Ex Libris introduced Leganto in 2015, which enables instructors to manage reading materials for their courses. The product is based on the Alma technology platform and integrates with the institution's learning management system. Since its introduction, over 100 institutions have selected Leganto. A substantial portion of recent contracts for Alma also include Leganto, and many existing Alma customers are subsequently adding the product.
Some of the recently announced sales of Leganto include the University of Manchester, migrating from Talis Aspire, the University of Salford, University of Technology Sydney, and University of North Carolina at Pembroke.
The Esploro research services application, introduced in 2018, has graduated from its development phase into early adoption. One of the product's development partners, the University of Iowa, placed Esploro into production use in July 2019. Institutions that have recently selected Esploro include the University of Montana, Washington State University, the University of the Sunshine Coast in Australia, Hochschule für Technik und Wirtschaft in Germany, and the Weizmann Institute of Science in Israel.

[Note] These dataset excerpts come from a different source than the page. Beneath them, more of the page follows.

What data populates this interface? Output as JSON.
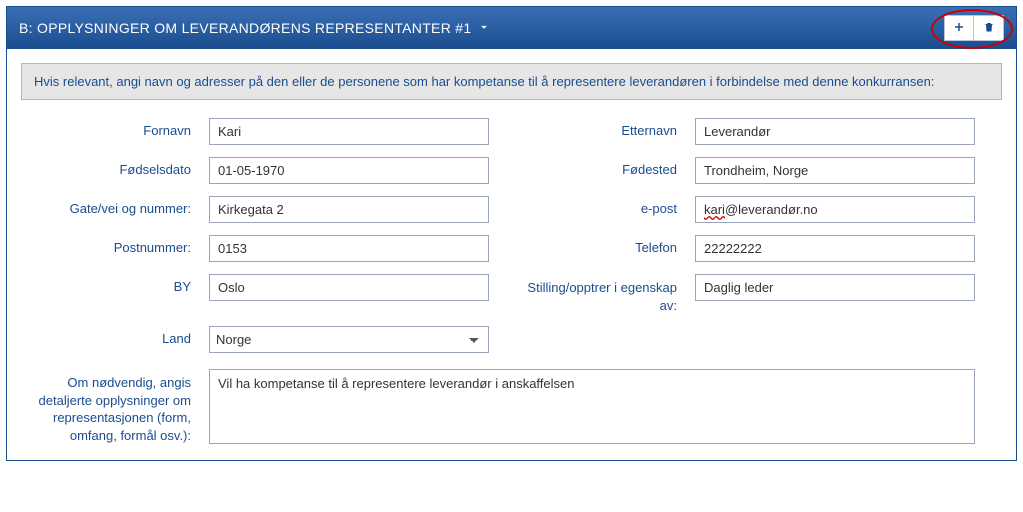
{
  "header": {
    "title": "B: OPPLYSNINGER OM LEVERANDØRENS REPRESENTANTER #1"
  },
  "banner": "Hvis relevant, angi navn og adresser på den eller de personene som har kompetanse til å representere leverandøren i forbindelse med denne konkurransen:",
  "labels": {
    "fornavn": "Fornavn",
    "etternavn": "Etternavn",
    "fodselsdato": "Fødselsdato",
    "fodested": "Fødested",
    "gate": "Gate/vei og nummer:",
    "epost": "e-post",
    "postnummer": "Postnummer:",
    "telefon": "Telefon",
    "by": "BY",
    "stilling": "Stilling/opptrer i egenskap av:",
    "land": "Land",
    "detaljer": "Om nødvendig, angis detaljerte opplysninger om representasjonen (form, omfang, formål osv.):"
  },
  "values": {
    "fornavn": "Kari",
    "etternavn": "Leverandør",
    "fodselsdato": "01-05-1970",
    "fodested": "Trondheim, Norge",
    "gate": "Kirkegata 2",
    "epost_user": "kari",
    "epost_rest": "@leverandør.no",
    "postnummer": "0153",
    "telefon": "22222222",
    "by": "Oslo",
    "stilling": "Daglig leder",
    "land": "Norge",
    "detaljer": "Vil ha kompetanse til å representere leverandør i anskaffelsen"
  }
}
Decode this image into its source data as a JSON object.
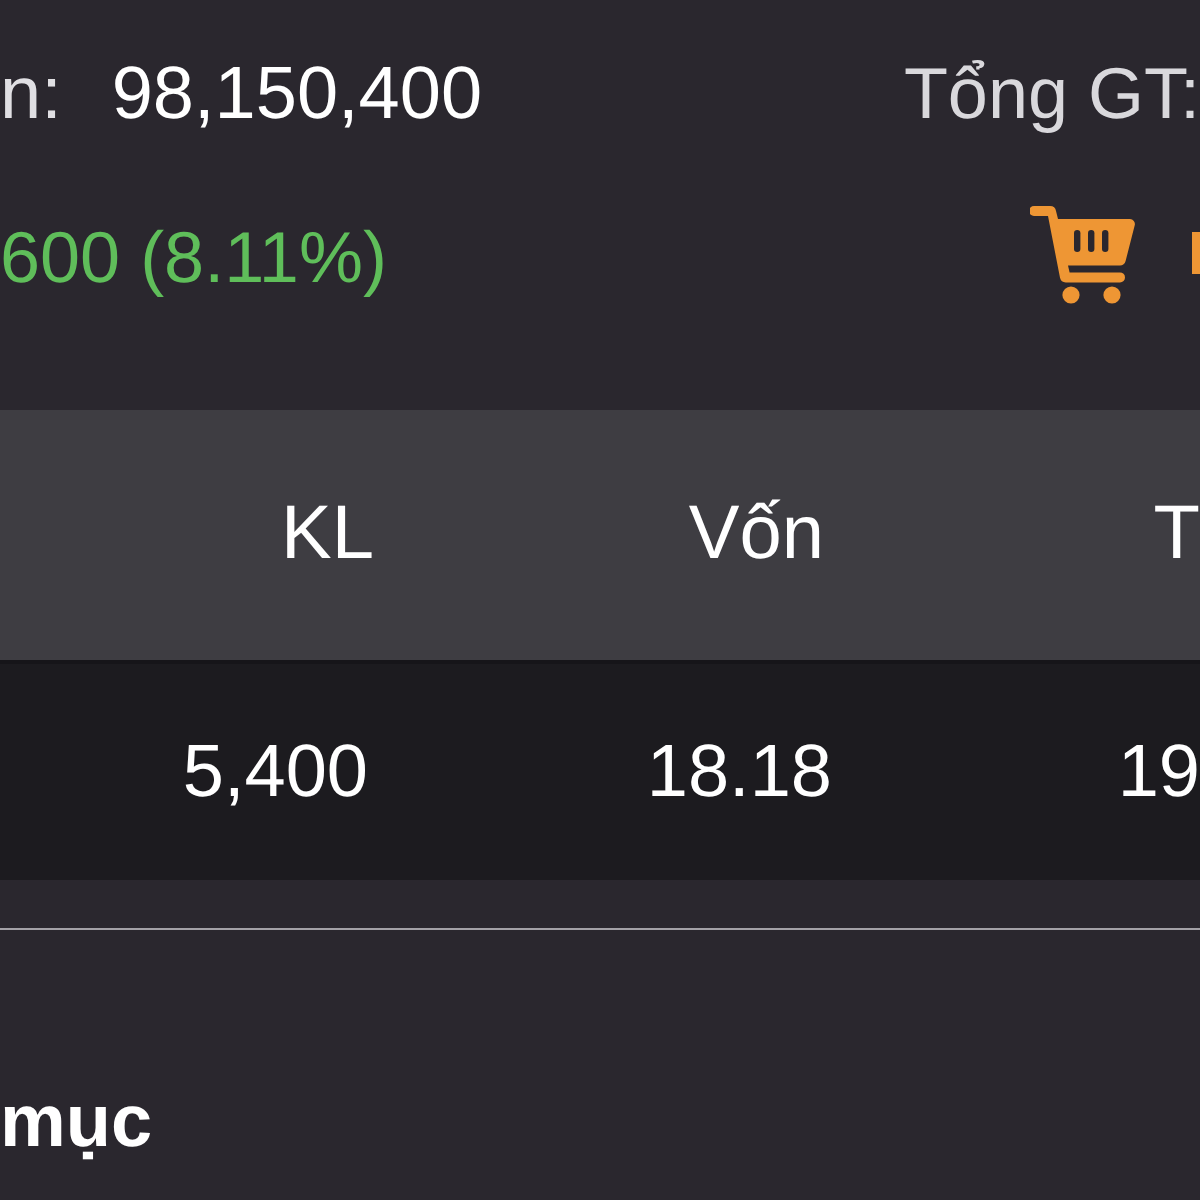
{
  "summary": {
    "label": "n:",
    "value": "98,150,400",
    "total_label": "Tổng GT:",
    "change": "600 (8.11%)",
    "gain": true
  },
  "table": {
    "columns": [
      "KL",
      "Vốn",
      "T"
    ],
    "rows": [
      [
        "5,400",
        "18.18",
        "19"
      ]
    ]
  },
  "section_title": "mục"
}
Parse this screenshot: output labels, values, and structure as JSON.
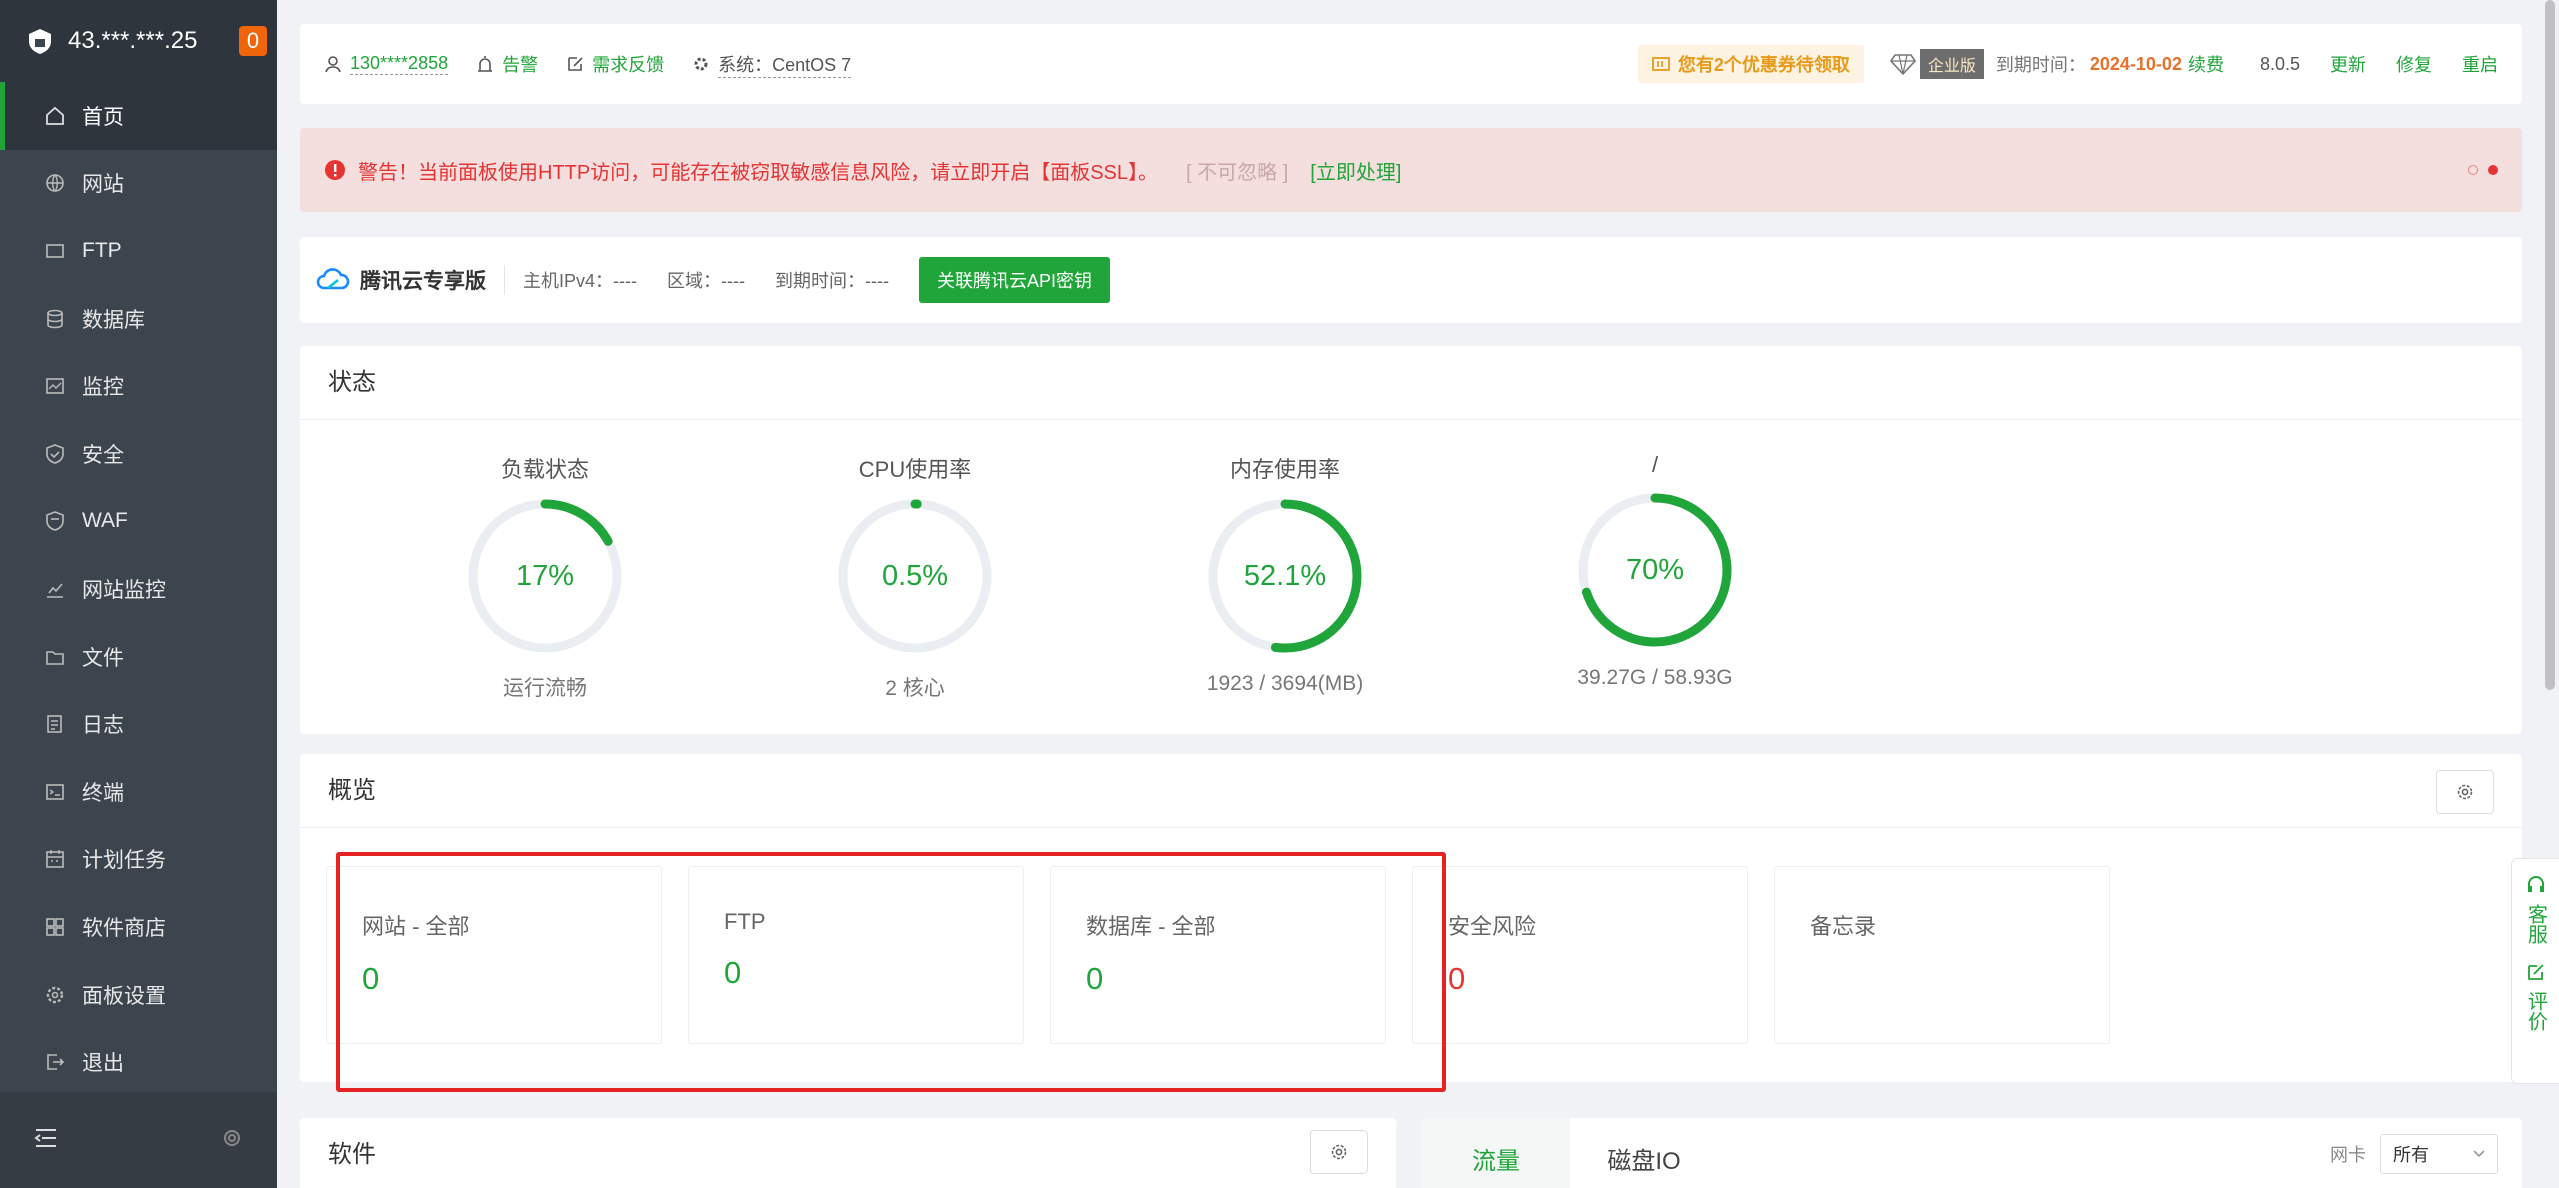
{
  "sidebar": {
    "ip": "43.***.***.25",
    "badge": "0",
    "items": [
      {
        "label": "首页",
        "icon": "home-icon"
      },
      {
        "label": "网站",
        "icon": "globe-icon"
      },
      {
        "label": "FTP",
        "icon": "ftp-icon"
      },
      {
        "label": "数据库",
        "icon": "database-icon"
      },
      {
        "label": "监控",
        "icon": "monitor-icon"
      },
      {
        "label": "安全",
        "icon": "shield-icon"
      },
      {
        "label": "WAF",
        "icon": "waf-icon"
      },
      {
        "label": "网站监控",
        "icon": "chart-icon"
      },
      {
        "label": "文件",
        "icon": "folder-icon"
      },
      {
        "label": "日志",
        "icon": "log-icon"
      },
      {
        "label": "终端",
        "icon": "terminal-icon"
      },
      {
        "label": "计划任务",
        "icon": "calendar-icon"
      },
      {
        "label": "软件商店",
        "icon": "grid-icon"
      },
      {
        "label": "面板设置",
        "icon": "gear-icon"
      },
      {
        "label": "退出",
        "icon": "logout-icon"
      }
    ]
  },
  "topbar": {
    "user": "130****2858",
    "alarm": "告警",
    "feedback": "需求反馈",
    "system": "系统：CentOS 7",
    "coupon": "您有2个优惠券待领取",
    "edition": "企业版",
    "expire_label": "到期时间：",
    "expire_date": "2024-10-02",
    "renew": "续费",
    "version": "8.0.5",
    "update": "更新",
    "repair": "修复",
    "restart": "重启"
  },
  "warning": {
    "text": "警告！当前面板使用HTTP访问，可能存在被窃取敏感信息风险，请立即开启【面板SSL】。",
    "ignore": "[ 不可忽略 ]",
    "handle": "[立即处理]"
  },
  "tencent": {
    "title": "腾讯云专享版",
    "ipv4": "主机IPv4：----",
    "region": "区域：----",
    "expire": "到期时间：----",
    "button": "关联腾讯云API密钥"
  },
  "status": {
    "title": "状态",
    "gauges": [
      {
        "title": "负载状态",
        "value": "17%",
        "sub": "运行流畅",
        "percent": 17
      },
      {
        "title": "CPU使用率",
        "value": "0.5%",
        "sub": "2 核心",
        "percent": 0.5
      },
      {
        "title": "内存使用率",
        "value": "52.1%",
        "sub": "1923 / 3694(MB)",
        "percent": 52.1
      },
      {
        "title": "/",
        "value": "70%",
        "sub": "39.27G / 58.93G",
        "percent": 70
      }
    ]
  },
  "overview": {
    "title": "概览",
    "boxes": [
      {
        "label": "网站 - 全部",
        "value": "0",
        "color": "green"
      },
      {
        "label": "FTP",
        "value": "0",
        "color": "green"
      },
      {
        "label": "数据库 - 全部",
        "value": "0",
        "color": "green"
      },
      {
        "label": "安全风险",
        "value": "0",
        "color": "red"
      },
      {
        "label": "备忘录",
        "value": "",
        "color": "green"
      }
    ]
  },
  "software": {
    "title": "软件"
  },
  "traffic": {
    "tabs": [
      "流量",
      "磁盘IO"
    ],
    "nic_label": "网卡",
    "nic_value": "所有"
  },
  "float": {
    "service": "客服",
    "rate": "评价"
  },
  "colors": {
    "accent": "#20a53a",
    "danger": "#e63333",
    "sidebar": "#3c444d"
  }
}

Despite its position as the dominant provider of technology products to academic and research libraries, Ex Libris faces significant competition. OCLC's WorldShare Management Services, which was developed and launched in about the same timeframe as Alma, has also attracted many libraries in this sector and has been selected for many large-scale projects, especially in Canada and the Netherlands. The open source FOLIO may also be an increasing threat now that it has been placed into production in Chalmers University of Technology. Many libraries have deferred selection of a new system pending the completion of FOLIO, especially those inclined toward open source technologies. The next year or so will be critical for whether FOLIO will become a major factor in the market beyond those that have been involved in its development. Innovative's Inspire platform may also become a factor in the academic library marketplace, though it is in an early phase of development.
No company in the library technology industry can rest on its laurels. Although Ex Libris has become well established and has a large head start on FOLIO and Inspire, it will face stronger headwinds as FOLIO matures and as Inspire comes to market. More than half of the academic libraries in the U.S. remain on legacy products. Among larger institutions, the penetration of LSPs is substantially higher. Early success by new competitors and satisfaction levels among existing Alma sites will be major factors in whether Ex Libris is able to strengthen its position even further or if it will hold steady. Barring extreme difficulties, any decline in the portions of academic libraries using Alma seems unlikely.